What Does “Private” Actually Mean for a URL Shortener?
Many URL shorteners claim to be “private” but still store every link in a database, require an email to sign up, and log click analytics by default. A truly private URL shortener should have no ability to see your data — not just a promise not to look.
thishere.com achieves this through its stateless architecture. Your URL is compressed and encoded entirely within your browser. The resulting shortened link contains the full encoded URL — no server-side lookup is needed. We cannot see your URLs because they never reach us in the first place.
How a Stateless Private URL Shortener Works
Traditional URL shorteners map a short code (like bit.ly/abc123) to a destination URL stored in a database. This creates a permanent record of every link you create and every click it receives.
thishere.com works differently. When you paste a URL, your browser applies dictionary-based pattern matching (replacing common URL patterns like https://www. with single-byte tokens) followed by DEFLATE compression. The compressed bytes are then encoded using a URL-safe alphabet.

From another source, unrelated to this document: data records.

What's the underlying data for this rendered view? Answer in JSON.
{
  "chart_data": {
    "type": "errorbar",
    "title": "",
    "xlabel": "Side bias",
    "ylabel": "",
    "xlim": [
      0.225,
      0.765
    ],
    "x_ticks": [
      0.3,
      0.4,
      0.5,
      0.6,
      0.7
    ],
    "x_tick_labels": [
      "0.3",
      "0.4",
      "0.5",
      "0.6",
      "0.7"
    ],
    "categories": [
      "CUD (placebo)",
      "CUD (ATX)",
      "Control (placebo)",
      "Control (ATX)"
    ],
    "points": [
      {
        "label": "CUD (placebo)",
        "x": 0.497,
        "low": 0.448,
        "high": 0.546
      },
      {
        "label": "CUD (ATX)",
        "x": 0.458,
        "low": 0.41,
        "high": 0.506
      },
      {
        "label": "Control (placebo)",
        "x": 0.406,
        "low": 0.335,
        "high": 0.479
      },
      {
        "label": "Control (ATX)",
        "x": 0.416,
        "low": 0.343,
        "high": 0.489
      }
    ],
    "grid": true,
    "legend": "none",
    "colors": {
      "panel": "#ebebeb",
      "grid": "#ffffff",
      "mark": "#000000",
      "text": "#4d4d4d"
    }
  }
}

The result is a self-contained link that decodes to the original URL without any server-side state.
The Privacy Problem with Conventional Link Shorteners
When you shorten a URL with Bitly, TinyURL, or similar services, you create a record in their database that includes your IP address, the original URL, and a timestamp. When anyone clicks that link, the service logs the clicker's IP address, geographic location, device type, browser, operating system, and the referring page.
This data is retained indefinitely. It can be accessed by the service's employees, shared with business partners, sold to advertisers, disclosed in response to legal requests, or exposed in data breaches. Even “unlisted” links are still stored and queryable.
A private URL shortener should make this data collection architecturally impossible — which is exactly what stateless compression achieves.
When You Need a Private URL Shortener
- Sharing personal or sensitive links on public forums
- Distributing links in contexts where you want no record of your sharing
- Creating shortened links that cannot be associated with your identity
- Sharing links that never expire and cannot be disabled by a third party
- Using a URL shortener that complies with privacy regulations by design, not by policy
Frequently Asked Questions
How is this different from incognito mode?
Incognito mode prevents your browser from saving history locally, but the URL shortener you use still collects data on their servers. thishere.com ensures no data is collected in the first place — your URL is never sent to a server.
Can my ISP see the original URL?
Your ISP can see that you visited thishere.com, but the URL encoding happens entirely in JavaScript in your browser. The original URL you are shortening is never transmitted over the network.
Are private shortened links permanent?
Yes. Since the destination is encoded in the link itself, there is no database record that could be deleted. Your links work as long as thishere.com is online.